Thanks to my fellow TKZ blog mate, Larry Brooks, who provided me with his ebook ‘Stuck in the Middle: Mid-Draft Saves for your Story‘, I thought we should revisit the saggy middle and look specifically at some great questions to ask before addressing the dreaded mid-draft slump.

Larry outlines some key issues that I think all authors should consider when they are mid-way through their draft novel. He poses these as a series of questions that highlight some of the critical issues that can plague a book and which can lead to a slump in the middle. I encourage TKZers to check out the ebook which goes into greater depth that my blog summary, but in the meantime, here are some of the key questions Larry raises (hopefully I’m not misquoting Larry here with my summary version!)

  1. First off, authors should take a step back and ask themselves whether the premise of the book itself is sufficiently strong to sustain a reader’s interest for an entire book – often times the premise is simply too weak dramatically, either because there isn’t enough of a dramatic arc to the book, or because the key characters don’t have enough to achieve/do for a reader to root for them.
  2. Second, an author should also check that their core story is sufficiently well defined. Is there a compelling dramatic question being asked and answered in the book? Often the middle sags simply because it doesn’t enhance or advance the overall dramatic arc of the story.
  3. Do you have sufficient plot points that keep the story moving along, providing sufficient tension to engage the reader throughout the book? Sometimes the middle drifts because the plot points to the story haven’t been spaced or placed appropriately.

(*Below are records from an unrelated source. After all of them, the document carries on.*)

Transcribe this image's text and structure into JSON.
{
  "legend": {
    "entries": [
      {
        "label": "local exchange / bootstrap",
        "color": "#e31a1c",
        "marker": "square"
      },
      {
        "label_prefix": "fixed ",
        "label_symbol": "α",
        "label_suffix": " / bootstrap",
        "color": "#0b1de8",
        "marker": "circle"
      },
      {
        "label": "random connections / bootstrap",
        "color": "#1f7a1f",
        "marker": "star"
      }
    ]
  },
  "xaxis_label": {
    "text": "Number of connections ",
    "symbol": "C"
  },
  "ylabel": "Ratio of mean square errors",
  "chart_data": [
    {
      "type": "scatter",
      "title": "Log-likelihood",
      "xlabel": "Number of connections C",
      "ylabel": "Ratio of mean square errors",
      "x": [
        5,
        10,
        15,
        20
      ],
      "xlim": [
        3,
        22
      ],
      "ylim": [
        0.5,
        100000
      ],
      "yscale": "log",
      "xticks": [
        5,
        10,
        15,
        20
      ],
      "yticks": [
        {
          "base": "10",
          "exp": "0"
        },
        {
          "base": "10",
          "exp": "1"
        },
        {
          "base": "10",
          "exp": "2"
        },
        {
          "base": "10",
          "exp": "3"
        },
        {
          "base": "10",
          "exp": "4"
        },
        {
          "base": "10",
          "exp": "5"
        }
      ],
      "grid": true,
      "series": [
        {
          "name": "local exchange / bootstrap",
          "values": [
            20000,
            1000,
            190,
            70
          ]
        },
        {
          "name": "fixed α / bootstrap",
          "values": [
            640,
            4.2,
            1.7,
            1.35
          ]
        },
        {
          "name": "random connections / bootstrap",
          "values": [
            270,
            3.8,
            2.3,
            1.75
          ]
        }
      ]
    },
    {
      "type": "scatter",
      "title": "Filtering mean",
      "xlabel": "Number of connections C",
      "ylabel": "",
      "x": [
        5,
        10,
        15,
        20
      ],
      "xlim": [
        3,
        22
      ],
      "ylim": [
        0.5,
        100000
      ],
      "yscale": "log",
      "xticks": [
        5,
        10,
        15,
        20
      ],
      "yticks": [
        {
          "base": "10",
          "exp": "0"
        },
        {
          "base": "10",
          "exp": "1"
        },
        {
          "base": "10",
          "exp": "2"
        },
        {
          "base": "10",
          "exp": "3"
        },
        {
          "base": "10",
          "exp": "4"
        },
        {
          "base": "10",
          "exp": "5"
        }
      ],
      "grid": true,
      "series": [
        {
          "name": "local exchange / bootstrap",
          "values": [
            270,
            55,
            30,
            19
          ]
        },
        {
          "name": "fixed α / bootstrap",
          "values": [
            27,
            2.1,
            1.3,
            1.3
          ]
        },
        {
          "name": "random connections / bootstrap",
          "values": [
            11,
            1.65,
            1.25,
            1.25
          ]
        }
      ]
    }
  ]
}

As Larry points our the middle chapters of a book should continue to ‘elevate, escalate and surprise’. They should also provide a critical transition between plot points as the key characters move through the overall story arc.

Hopefully, I haven’t misquoted Larry’s key questions to much, but I encourage all writers to step back and consider these kind of issues when diagnosing what isn’t working in their own work. All too often we focus on the mechanics rather that the overarching questions of premise, core story and plot that need to be addressed to ‘fix’ the problem.